Kapitalisme dan kemiskinan mungkin saja dua keberadaan
yang tampil pada permukaan yang sama; masyarakat. Dimana pada masyarakat,
kemiskinan adalah sejenis falaxi dari kapitalisme, yang mencerminkan wajah
sebenarnya dari kapitalisme. Dan kita tak usah malu untuk berujar, dimana
ada isu-isu tentang semangat modal memiliki konsekuensinya yakni kemiskinan
yang akut. Kapitalisme memang semangat yang menekankan kepemilikan modal, entah
ia pada segementasi sosial, ekonomi, budaya maupun politik, namun dia punya
semangat yang sama, yakni akumulasi.

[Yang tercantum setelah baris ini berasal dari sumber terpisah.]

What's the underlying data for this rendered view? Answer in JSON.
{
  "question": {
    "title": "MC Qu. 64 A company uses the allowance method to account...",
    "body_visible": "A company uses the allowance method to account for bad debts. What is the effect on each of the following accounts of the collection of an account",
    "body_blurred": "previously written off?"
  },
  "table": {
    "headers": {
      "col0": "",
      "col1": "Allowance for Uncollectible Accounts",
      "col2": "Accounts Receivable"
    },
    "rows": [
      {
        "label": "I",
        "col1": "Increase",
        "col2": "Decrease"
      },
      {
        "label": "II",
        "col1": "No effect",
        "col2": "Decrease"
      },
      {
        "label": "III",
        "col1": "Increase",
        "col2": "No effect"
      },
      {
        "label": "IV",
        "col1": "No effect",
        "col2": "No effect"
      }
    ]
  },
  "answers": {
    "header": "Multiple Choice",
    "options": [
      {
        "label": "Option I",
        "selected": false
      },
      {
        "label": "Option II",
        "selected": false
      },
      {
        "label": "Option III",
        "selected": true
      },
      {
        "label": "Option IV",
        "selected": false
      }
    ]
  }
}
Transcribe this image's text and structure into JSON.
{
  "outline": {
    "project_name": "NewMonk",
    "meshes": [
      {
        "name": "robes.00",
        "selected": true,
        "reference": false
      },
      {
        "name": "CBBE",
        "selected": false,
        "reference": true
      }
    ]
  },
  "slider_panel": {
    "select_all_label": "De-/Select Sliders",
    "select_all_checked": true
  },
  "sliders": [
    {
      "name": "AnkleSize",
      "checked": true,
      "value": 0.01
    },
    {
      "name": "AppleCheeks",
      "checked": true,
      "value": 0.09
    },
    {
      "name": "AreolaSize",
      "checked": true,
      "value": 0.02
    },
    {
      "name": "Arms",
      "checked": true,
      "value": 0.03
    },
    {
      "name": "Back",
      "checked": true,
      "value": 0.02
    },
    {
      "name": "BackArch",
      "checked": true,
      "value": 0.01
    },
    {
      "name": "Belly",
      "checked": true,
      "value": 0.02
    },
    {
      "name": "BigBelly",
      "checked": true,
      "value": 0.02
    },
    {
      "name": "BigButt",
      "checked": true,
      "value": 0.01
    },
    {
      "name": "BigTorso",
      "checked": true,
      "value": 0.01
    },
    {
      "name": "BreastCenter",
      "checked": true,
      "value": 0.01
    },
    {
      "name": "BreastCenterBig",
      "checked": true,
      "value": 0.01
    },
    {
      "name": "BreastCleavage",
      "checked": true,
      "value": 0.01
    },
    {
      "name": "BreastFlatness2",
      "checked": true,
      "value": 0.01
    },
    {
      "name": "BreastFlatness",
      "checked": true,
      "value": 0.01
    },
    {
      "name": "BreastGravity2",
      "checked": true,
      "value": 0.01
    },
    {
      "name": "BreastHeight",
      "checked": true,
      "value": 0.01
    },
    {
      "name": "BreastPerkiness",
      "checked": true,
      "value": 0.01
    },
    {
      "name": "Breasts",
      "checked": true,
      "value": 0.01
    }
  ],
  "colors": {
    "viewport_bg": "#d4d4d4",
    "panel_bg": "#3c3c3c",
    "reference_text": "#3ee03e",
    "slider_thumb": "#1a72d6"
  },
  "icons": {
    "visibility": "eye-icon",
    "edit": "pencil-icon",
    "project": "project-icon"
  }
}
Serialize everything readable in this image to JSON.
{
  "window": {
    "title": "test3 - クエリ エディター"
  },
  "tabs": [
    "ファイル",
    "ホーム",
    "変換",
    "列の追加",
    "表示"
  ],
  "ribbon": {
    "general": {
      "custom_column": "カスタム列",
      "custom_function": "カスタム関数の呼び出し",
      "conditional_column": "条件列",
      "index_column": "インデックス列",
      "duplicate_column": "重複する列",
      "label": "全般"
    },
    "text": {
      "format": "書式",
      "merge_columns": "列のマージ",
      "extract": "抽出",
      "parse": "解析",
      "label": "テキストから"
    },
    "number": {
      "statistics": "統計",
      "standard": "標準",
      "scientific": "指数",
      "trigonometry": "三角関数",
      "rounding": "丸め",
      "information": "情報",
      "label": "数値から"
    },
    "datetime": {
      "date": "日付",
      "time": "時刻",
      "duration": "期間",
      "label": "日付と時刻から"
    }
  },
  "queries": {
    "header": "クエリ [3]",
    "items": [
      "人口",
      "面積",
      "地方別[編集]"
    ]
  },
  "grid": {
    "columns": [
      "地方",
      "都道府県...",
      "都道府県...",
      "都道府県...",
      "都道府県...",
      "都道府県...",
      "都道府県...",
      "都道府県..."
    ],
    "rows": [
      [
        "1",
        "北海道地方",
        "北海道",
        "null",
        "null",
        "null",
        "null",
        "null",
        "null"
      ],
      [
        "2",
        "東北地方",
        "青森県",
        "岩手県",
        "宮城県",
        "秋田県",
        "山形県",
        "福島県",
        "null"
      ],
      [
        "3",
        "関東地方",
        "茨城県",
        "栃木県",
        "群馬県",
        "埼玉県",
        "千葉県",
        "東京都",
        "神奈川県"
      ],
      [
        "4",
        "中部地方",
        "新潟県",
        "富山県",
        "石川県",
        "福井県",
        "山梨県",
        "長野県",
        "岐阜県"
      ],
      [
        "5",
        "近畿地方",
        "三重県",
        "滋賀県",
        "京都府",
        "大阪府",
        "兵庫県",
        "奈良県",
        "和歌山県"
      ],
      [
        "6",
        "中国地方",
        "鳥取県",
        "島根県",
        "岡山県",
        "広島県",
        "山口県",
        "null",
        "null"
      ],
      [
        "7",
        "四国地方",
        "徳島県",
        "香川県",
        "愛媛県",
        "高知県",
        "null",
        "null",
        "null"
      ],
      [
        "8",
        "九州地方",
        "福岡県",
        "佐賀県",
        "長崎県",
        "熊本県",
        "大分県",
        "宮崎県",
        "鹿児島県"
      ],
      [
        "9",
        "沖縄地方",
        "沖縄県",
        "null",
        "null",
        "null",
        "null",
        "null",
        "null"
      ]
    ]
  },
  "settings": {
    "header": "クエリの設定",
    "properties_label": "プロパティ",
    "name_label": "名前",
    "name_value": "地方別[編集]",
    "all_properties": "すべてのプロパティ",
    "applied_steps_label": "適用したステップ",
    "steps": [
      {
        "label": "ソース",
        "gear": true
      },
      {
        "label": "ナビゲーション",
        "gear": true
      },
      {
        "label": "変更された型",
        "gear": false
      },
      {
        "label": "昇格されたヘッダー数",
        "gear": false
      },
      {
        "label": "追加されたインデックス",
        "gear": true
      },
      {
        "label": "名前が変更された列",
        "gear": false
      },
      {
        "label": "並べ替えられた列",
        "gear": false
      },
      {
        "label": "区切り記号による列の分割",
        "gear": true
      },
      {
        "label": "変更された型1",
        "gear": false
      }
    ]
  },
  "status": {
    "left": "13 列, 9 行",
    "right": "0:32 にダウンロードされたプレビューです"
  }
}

Maka kemiskinan pun bukan saja bingkai
dasar yang memberikan citra pada masyarakat, melainkan kehadirannya adalah
peneguhan sistem yang sedang berjalan. Dan akumulasi adalah upaya yang terus
menarik sketsa dengan mimik yang menggulum senyum besar.
Kapitalisme dan masa kanak-kanak mungkin saja sama.
Mereka pasti tumbuh, tetapi mereka punya beda dengan hukum pertumbuhannya
masing-masing. Namun kita tahu kapitalisme punya harapan yang mempertautkan
semuanya menjadi satu; tentang pasar. Bisa jadi masa-kanak-kanak, yang punya
sifat cenderung utopis pada ruang angan-angan, berlaku pula bagi kapitalisme;
punya sejenis utopia yang tak bisa dijangkau, mitos tentang kesejahteraan.